There's absolutely nothing wrong with A Faerie Tale that a good trimming wouldn't cure. Say about a hundred pages. Then all the silliness and irritating plot maneuvers that torpedoed the last third of the book would be gone, and the delightful first two-thirds would be left in peace to shine as they should. I get the feeling that this book was originally much shorter and was stretched to fit a longer requirement. Maybe. It read like it, anyway.
Stuffy banker Patrick O'Toole tosses a coin into a well on May Day and wishes to find his true love. This bit of whimsy is the result of encouragement by his girlfriend, the witchy Serena Keller. Patrick thinks he wants to marry Serena, daughter of the town's mayor. The problem is, he can't get his mind off of Annie Brennan.
Annie is an 18-year-old orphan with a large inheritance, one that Patrick happens to oversee as part of his duties at the bank. Annie, a frustrated artist, wants to use her funds to open an Artists Haven, a place where people can come and create without having to worry about such tedious things as rent and food. She'll pay for everything, They can Follow Their Muses. This being 1890s Pennsylvania, it's a fairly ludicrous idea to Patrick. And since he controls the purse-strings, the conflict is immediate.
It's hard not to see Annie as an idealistic twit, but Reyes does a credible job of convincing readers that Annie has some depth and substance. When Rosaleen, a faerie, and Eamon, a leprechaun, arrive to make sure Patrick's wish is fulfilled, a sort of mystical pandemonium ensues.
Patrick and Annie are crowned King and Queen of the May Day festival, throwing them together and igniting their interest in each other. Rosaleen and Eamon, being clumsy, goof up a few spells with amusing results. In the meantime, they are falling in love with each other, in their human form.
When a dastardly plot comes to light involving the sneaky Serena and her oily father, the book really starts to zip along. Patrick and Annie all but ignite the pages. And thenů
..the whole thing hits a brick wall. Page 187, to be exact.
I can't tell you exactly what happens because it would give away too much of the plot. Let's just say that making a character instantly assume the worst of someone they profess to love, for no reason except merest circumstance, is no way to keep a story going. And turning the other lead into a complete idiot doesn't garner any respect, either. At this point I lost all patience with the leads, and only my interest in the secondary characters of Eamon and Rosaleen kept me reading.
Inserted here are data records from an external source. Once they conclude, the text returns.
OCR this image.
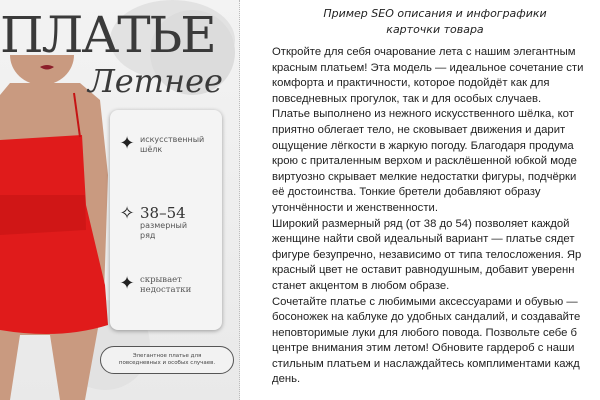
ПЛАТЬЕ
Летнее
✦ искусственный
шёлк
✧ 38–54
размерный
ряд
✦ скрывает
недостатки
Элегантное платье для
повседневных и особых случаев.
Пример SEO описания и инфографики
карточки товара
Откройте для себя очарование лета с нашим элегантным
красным платьем! Эта модель — идеальное сочетание сти
комфорта и практичности, которое подойдёт как для
повседневных прогулок, так и для особых случаев.
Платье выполнено из нежного искусственного шёлка, кот
приятно облегает тело, не сковывает движения и дарит
ощущение лёгкости в жаркую погоду. Благодаря продума
крою с приталенным верхом и расклёшенной юбкой моде
виртуозно скрывает мелкие недостатки фигуры, подчёрки
её достоинства. Тонкие бретели добавляют образу
утончённости и женственности.
Широкий размерный ряд (от 38 до 54) позволяет каждой
женщине найти свой идеальный вариант — платье сядет
фигуре безупречно, независимо от типа телосложения. Яр
красный цвет не оставит равнодушным, добавит уверенн
станет акцентом в любом образе.
Сочетайте платье с любимыми аксессуарами и обувью —
босоножек на каблуке до удобных сандалий, и создавайте
неповторимые луки для любого повода. Позвольте себе б
центре внимания этим летом! Обновите гардероб с наши
стильным платьем и наслаждайтесь комплиментами кажд
день.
The denouement felt tacked on, and on, and on. It seemed to take forever to wrap up this story. What happened to the charming "faerie tale" atmosphere of the book? Having spent the first two-thirds in satisfied enjoyment, it was painful to see it all fall apart.
Maybe these things won't bother you. Maybe the initial high-spiritedness of A Faerie Tale will sustain you through to the end. I followed the rainbow, but there was no pot of gold at the end of this book.